A syntax describes function inputs and outputs. This syntax allows different Python functions to be reused in nodes, and supports dependency resolution in pipelines.

Syntax for input variables

Input syntax Meaning Example function parameters How function is called when node runs
None No input def f() f()
'a' Single input def f(arg1) f(a)
['a', 'b'] Multiple inputs def f(arg1, arg2) f(a, b)
['a', 'b', 'c'] Variable inputs def f(arg1, *args). f(arg1, arg2, arg3)
dict(arg1='x', arg2='y') Keyword inputs def f(arg1, arg2) f(arg1=x, arg2=y)

Syntax for output variables

Output syntax Meaning Example return statement
None No output Does not return
'a' Single output return a
['a', 'b'] List output return [a, b]
dict(key1='a', key2='b') Dictionary output return dict(key1=a, key2=b)

Any combinations of the above are possible, except nodes of the form Node(f, None, None) (at least a single input or output must be provided).

*args node functions

It is common to have functions that take an arbitrary number of inputs, like a function that combines multiple dataframes. You can use the *args argument in the node function, while declaring the names of the datasets in the node's inputs.

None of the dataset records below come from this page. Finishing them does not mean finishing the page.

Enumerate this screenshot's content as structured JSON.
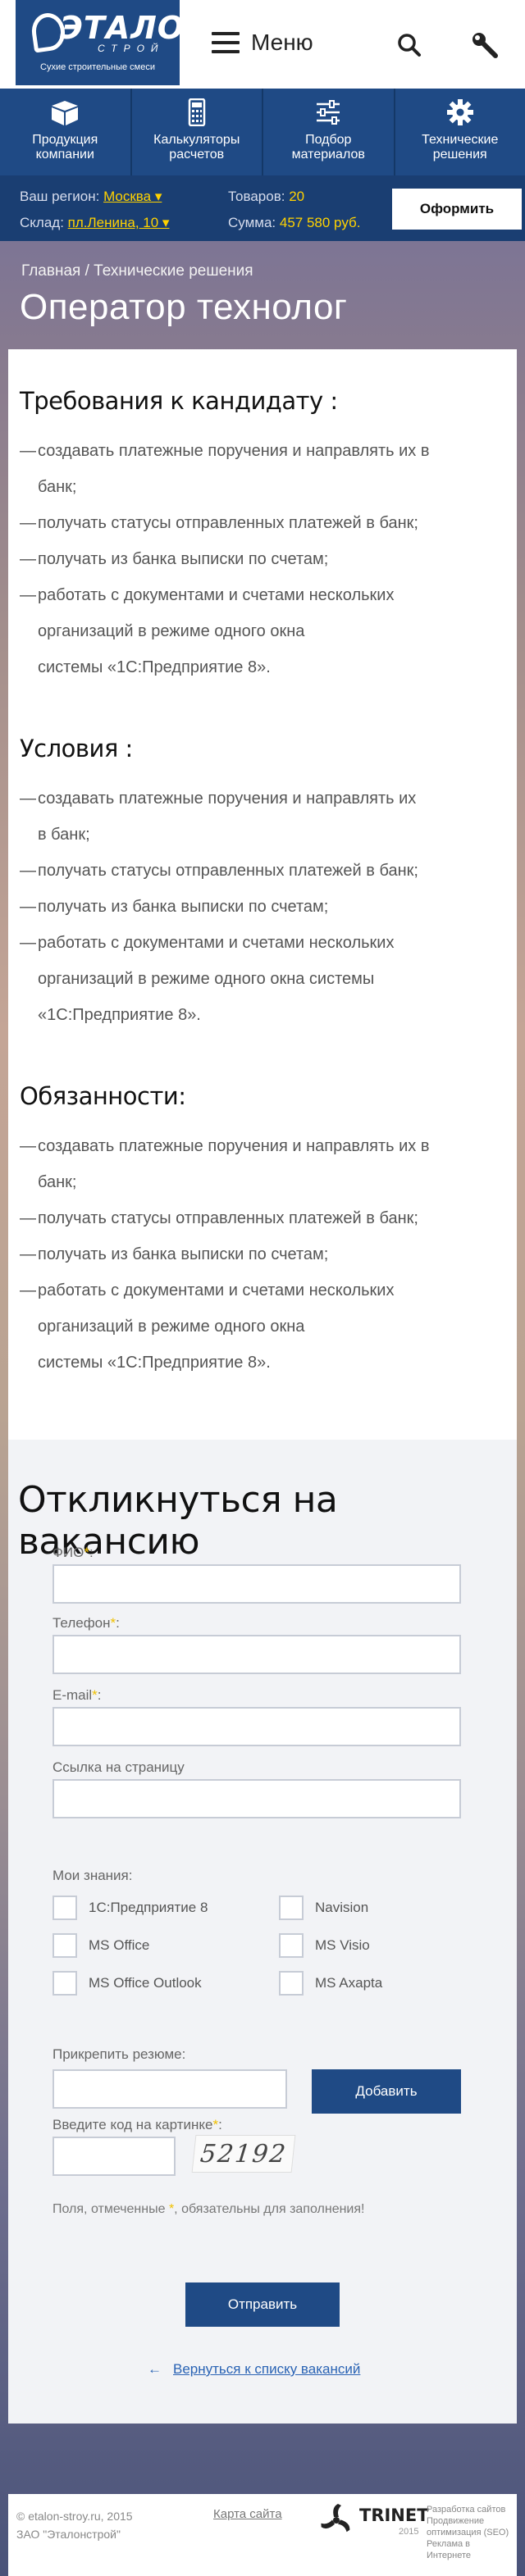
{
  "header": {
    "logo_title": "ЭТАЛОН",
    "logo_sub": "СТРОЙ",
    "logo_tag": "Сухие строительные смеси",
    "menu_label": "Меню"
  },
  "nav": {
    "items": [
      {
        "label_1": "Продукция",
        "label_2": "компании",
        "icon": "box-icon"
      },
      {
        "label_1": "Калькуляторы",
        "label_2": "расчетов",
        "icon": "calculator-icon"
      },
      {
        "label_1": "Подбор",
        "label_2": "материалов",
        "icon": "sliders-icon"
      },
      {
        "label_1": "Технические",
        "label_2": "решения",
        "icon": "gear-icon"
      }
    ]
  },
  "info": {
    "region_label": "Ваш регион:",
    "region_value": "Москва ▾",
    "stock_label": "Склад:",
    "stock_value": "пл.Ленина, 10 ▾",
    "goods_label": "Товаров:",
    "goods_value": "20",
    "sum_label": "Сумма:",
    "sum_value": "457 580 руб.",
    "order_button": "Оформить"
  },
  "breadcrumb": {
    "home": "Главная",
    "sep": " / ",
    "current": "Технические решения"
  },
  "page_title": "Оператор технолог",
  "sections": [
    {
      "title": "Требования к кандидату :",
      "items": [
        [
          "создавать платежные поручения и направлять их в",
          "банк;"
        ],
        [
          "получать статусы отправленных платежей в банк;"
        ],
        [
          "получать из банка выписки по счетам;"
        ],
        [
          "работать с документами и счетами нескольких",
          "организаций в режиме одного окна",
          "системы «1С:Предприятие 8»."
        ]
      ]
    },
    {
      "title": "Условия :",
      "items": [
        [
          "создавать платежные поручения и направлять их",
          "в банк;"
        ],
        [
          "получать статусы отправленных платежей в банк;"
        ],
        [
          "получать из банка выписки по счетам;"
        ],
        [
          "работать с документами и счетами нескольких",
          "организаций в режиме одного окна  системы",
          "«1С:Предприятие 8»."
        ]
      ]
    },
    {
      "title": "Обязанности:",
      "items": [
        [
          "создавать платежные поручения и направлять их в",
          "банк;"
        ],
        [
          "получать статусы отправленных платежей в банк;"
        ],
        [
          "получать из банка выписки по счетам;"
        ],
        [
          "работать с документами и счетами нескольких",
          "организаций в режиме одного окна",
          "системы «1С:Предприятие 8»."
        ]
      ]
    }
  ],
  "form": {
    "title": "Откликнуться на вакансию",
    "fio_label": "ФИО",
    "phone_label": "Телефон",
    "email_label": "E-mail",
    "link_label": "Ссылка на страницу",
    "req_mark": "*",
    "colon": ":",
    "skills_title": "Мои знания:",
    "skills": [
      "1С:Предприятие 8",
      "Navision",
      "MS Office",
      "MS Visio",
      "MS Office Outlook",
      "MS Axapta"
    ],
    "resume_label": "Прикрепить резюме:",
    "add_button": "Добавить",
    "captcha_label": "Введите код на картинке",
    "captcha_text": "52192",
    "note_before": "Поля, отмеченные ",
    "note_after": ", обязательны для заполнения!",
    "submit_button": "Отправить",
    "back_arrow": "←",
    "back_link": "Вернуться к списку вакансий"
  },
  "footer": {
    "copy_1": "© etalon-stroy.ru, 2015",
    "copy_2": "ЗАО \"Эталонстрой\"",
    "map_link": "Карта сайта",
    "dev_name": "TRINET",
    "dev_year": "2015",
    "dev_1": "Разработка сайтов",
    "dev_2": "Продвижение",
    "dev_3": "оптимизация (SEO)",
    "dev_4": "Реклама в Интернете"
  },
  "colors": {
    "brand": "#1f4a85",
    "accent": "#ffd200",
    "link": "#2a63b4"
  }
}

**kwargs-only node functions

Sometimes, when creating reporting nodes for instance, you need to know the names of the datasets that your node receives, but you might not have this information in advance. This can be solved by defining a **kwargs-only function:

def reporting(**kwargs):
    result = []
    for name, data in kwargs.items():
        res = example_report(name, data)
        result.append(res)
    return combined_report(result)

Then, when it comes to constructing the Node, pass a dictionary to the node inputs:

from kedro.pipeline import Node


uk_reporting_node = Node(
    reporting,
    inputs={"uk_input1": "uk_input1", "uk_input2": "uk_input2", ...},
    outputs="uk",
)

ge_reporting_node = Node(
    reporting,
    inputs={"ge_input1": "ge_input1", "ge_input2": "ge_input2", ...},
    outputs="ge",
)

You can also make use of a helper function that creates the mapping for you, so you can reuse it across your codebase.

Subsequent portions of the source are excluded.